/attentive_lm

Primary LanguagePythonApache License 2.0Apache-2.0

Attentive LMs

This repository contains the code for the IJCNLP'2017 paper Attentive Language Models. The code is largely based on Tensorflow's tutorial on Recurrent Neural Networks. The code allow to train models using both single and combined scores as described in the paper on the PTB and wikitext2 datasets, although it is likely to be used with other datasets.

Software requirements

  • Python 3
  • Tensorflow >= 1.3.0
  • NLTK
    • We also need to install NLTK's default sentence tokenizer in order to split the sentences in wikitext2.

Data setup

To download PTB and to download and pre-process the wikitext2, please run

./get_and_process_data.sh

from the root directory. This script will create a folder called data containing the downloaded datasets (each one in its respective folder).

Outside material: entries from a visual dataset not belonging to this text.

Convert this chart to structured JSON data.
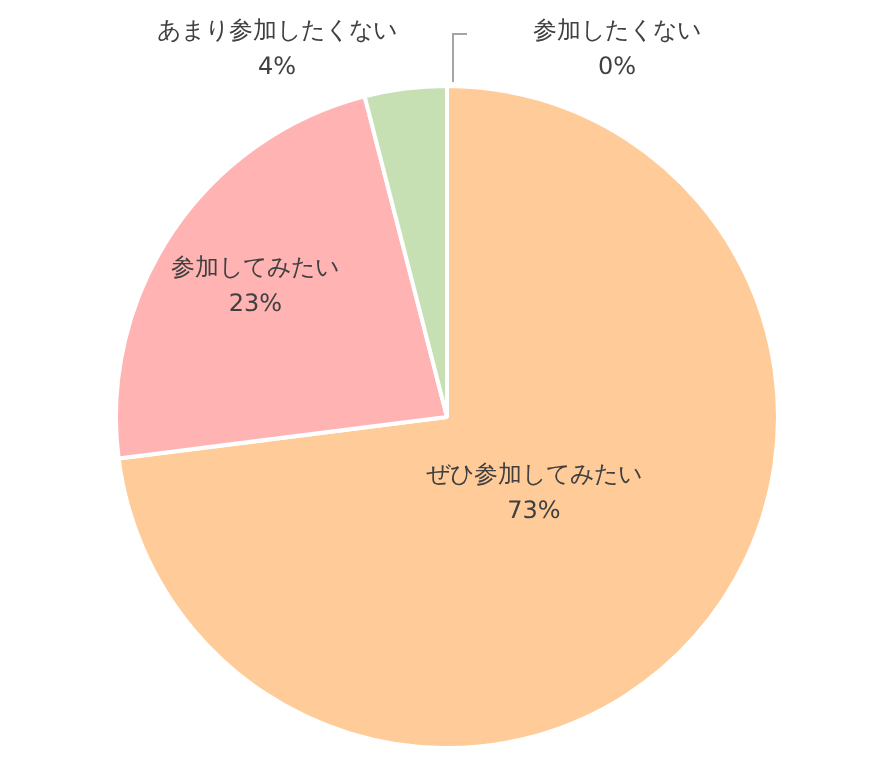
{
  "chart_data": {
    "type": "pie",
    "categories": [
      "ぜひ参加してみたい",
      "参加してみたい",
      "あまり参加したくない",
      "参加したくない"
    ],
    "values": [
      73,
      23,
      4,
      0
    ],
    "colors": [
      "#ffcc99",
      "#ffb3b3",
      "#c6e0b4",
      "#a5a5a5"
    ],
    "value_labels": [
      "73%",
      "23%",
      "4%",
      "0%"
    ],
    "legend": false
  }
}
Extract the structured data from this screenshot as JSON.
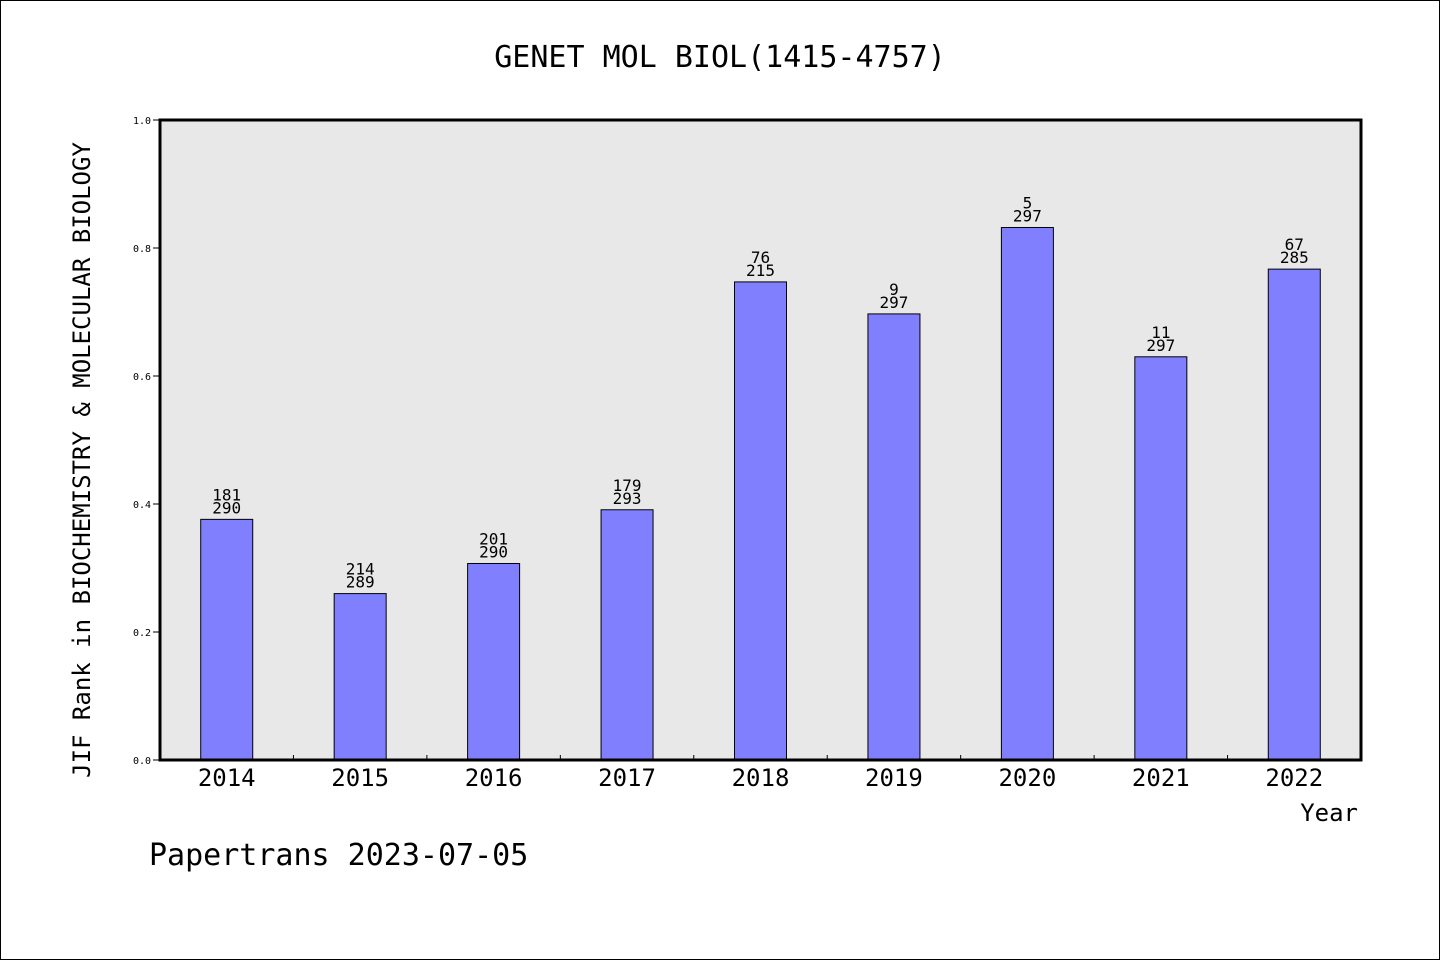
{
  "chart_data": {
    "type": "bar",
    "title": "GENET MOL BIOL(1415-4757)",
    "xlabel": "Year",
    "ylabel": "JIF Rank in BIOCHEMISTRY & MOLECULAR BIOLOGY",
    "ylim": [
      0,
      1.0
    ],
    "yticks": [
      "0.0",
      "0.2",
      "0.4",
      "0.6",
      "0.8",
      "1.0"
    ],
    "categories": [
      "2014",
      "2015",
      "2016",
      "2017",
      "2018",
      "2019",
      "2020",
      "2021",
      "2022"
    ],
    "values": [
      0.376,
      0.26,
      0.307,
      0.391,
      0.747,
      0.697,
      0.832,
      0.63,
      0.767
    ],
    "rank": [
      "181",
      "214",
      "201",
      "179",
      "76",
      "9",
      "5",
      "11",
      "67"
    ],
    "total": [
      "290",
      "289",
      "290",
      "293",
      "215",
      "297",
      "297",
      "297",
      "285"
    ],
    "bar_color": "#8080ff",
    "plot_background": "#e8e8e8",
    "grid": false,
    "legend": "none"
  },
  "footer": {
    "credit": "Papertrans 2023-07-05"
  }
}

The scripts for training the models expect the datasets to be in this folder.

Running the experiments

You can control the dataset and model to train using the --config flag:

  • ptb_single trains an Attentive-LM with single score on the PTB
  • ptb_combined trains an Attentive-LM with combined score on the PTB
  • wikitext2_single trains an Attentive-LM with single score on the wikitext2
  • wikitext2_combined trains an Attentive-LM with combined score on the wikitext2

There are 2 options to run the experiments:

Running start_train.sh:

Simply open start_train.sh and change the --config flag in the script to the model you wish to train. Then run from the root folder:

./start_train.sh

Calling the scripts directly in python:

export MODEL_DIR=${HOME}/train_lms/ptb_single
mkdir -p $MODEL_DIR
python3 -u train_attentive_lm.py \
  --config="ptb_single" \
  --train_dir=$MODEL_DIR \
  --best_models_dir=$MODEL_DIR/best_models